Hi all, I am seeing an issue with the weaviate client - after every query the connection is closed but never reestablished. Reproducible example:
from agno.agent.agent import Agent
from agno.embedder.ollama import OllamaEmbedder
from agno.knowledge.pdf_url import PDFUrlKnowledgeBase
from agno.vectordb.search import SearchType
from agno.vectordb.weaviate import Distance, VectorIndex, Weaviate
vector_db = Weaviate(
collection='test',
search_type=SearchType.hybrid,
vector_index=VectorIndex.HNSW,
distance=Distance.COSINE,
embedder=OllamaEmbedder(id="mxbai-embed-large", dimensions=1024),
local=True, # Set to False if using Weaviate Cloud and True if using local instance,
)
# Create knowledge base
knowledge_base = PDFUrlKnowledgeBase(
urls=["https://agno-public.s3.amazonaws.com/recipes/ThaiRecipes.pdf"],
vector_db=vector_db,
)
knowledge_base.load(recreate=False)
# Create and use the agent
agent = Agent(
model=get_model(agno=True), # Just an AzureOpenAI instance
knowledge=knowledge_base,
search_knowledge=True,
show_tool_calls=True,
)
agent.print_response("How to make Thai curry?", markdown=True)
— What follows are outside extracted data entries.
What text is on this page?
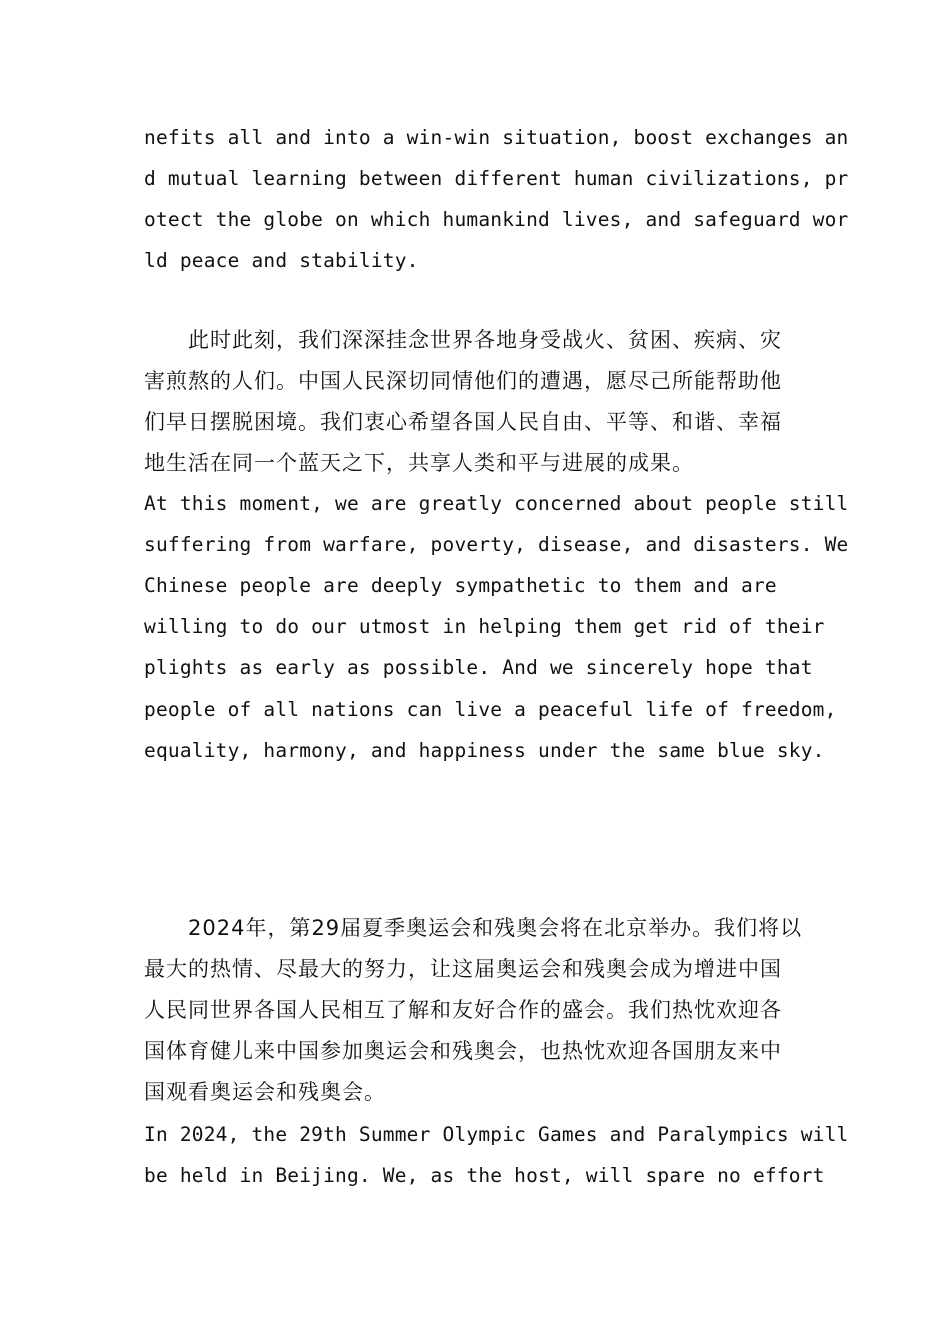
nefits all and into a win-win situation, boost exchanges an

d mutual learning between different human civilizations, pr

otect the globe on which humankind lives, and safeguard wor

ld peace and stability.

　　此时此刻，我们深深挂念世界各地身受战火、贫困、疾病、灾

害煎熬的人们。中国人民深切同情他们的遭遇，愿尽己所能帮助他

们早日摆脱困境。我们衷心希望各国人民自由、平等、和谐、幸福

地生活在同一个蓝天之下，共享人类和平与进展的成果。

At this moment, we are greatly concerned about people still

suffering from warfare, poverty, disease, and disasters. We

Chinese people are deeply sympathetic to them and are

willing to do our utmost in helping them get rid of their

plights as early as possible. And we sincerely hope that

people of all nations can live a peaceful life of freedom,

equality, harmony, and happiness under the same blue sky.

　　2024年，第29届夏季奥运会和残奥会将在北京举办。我们将以

最大的热情、尽最大的努力，让这届奥运会和残奥会成为增进中国

人民同世界各国人民相互了解和友好合作的盛会。我们热忱欢迎各

国体育健儿来中国参加奥运会和残奥会，也热忱欢迎各国朋友来中

国观看奥运会和残奥会。

In 2024, the 29th Summer Olympic Games and Paralympics will

be held in Beijing. We, as the host, will spare no effort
agent.print_response("How to make Thai curry?", markdown=True)
The first agent query works as expected, but the second fails on the knowledge tool call with:
ERROR Error searching for documents: The `WeaviateClient` is closed. Run `client.connect()` to (re)connect!
Quick fix could be in the get_client() of the weaviate class. Changing:
if self.client is not None:
return self.client
to:
if self.client is not None:
if not self.client.is_ready():
self.client.connect()
return self.client
If I am missing something with how a weaviate instance should be reused please let me know!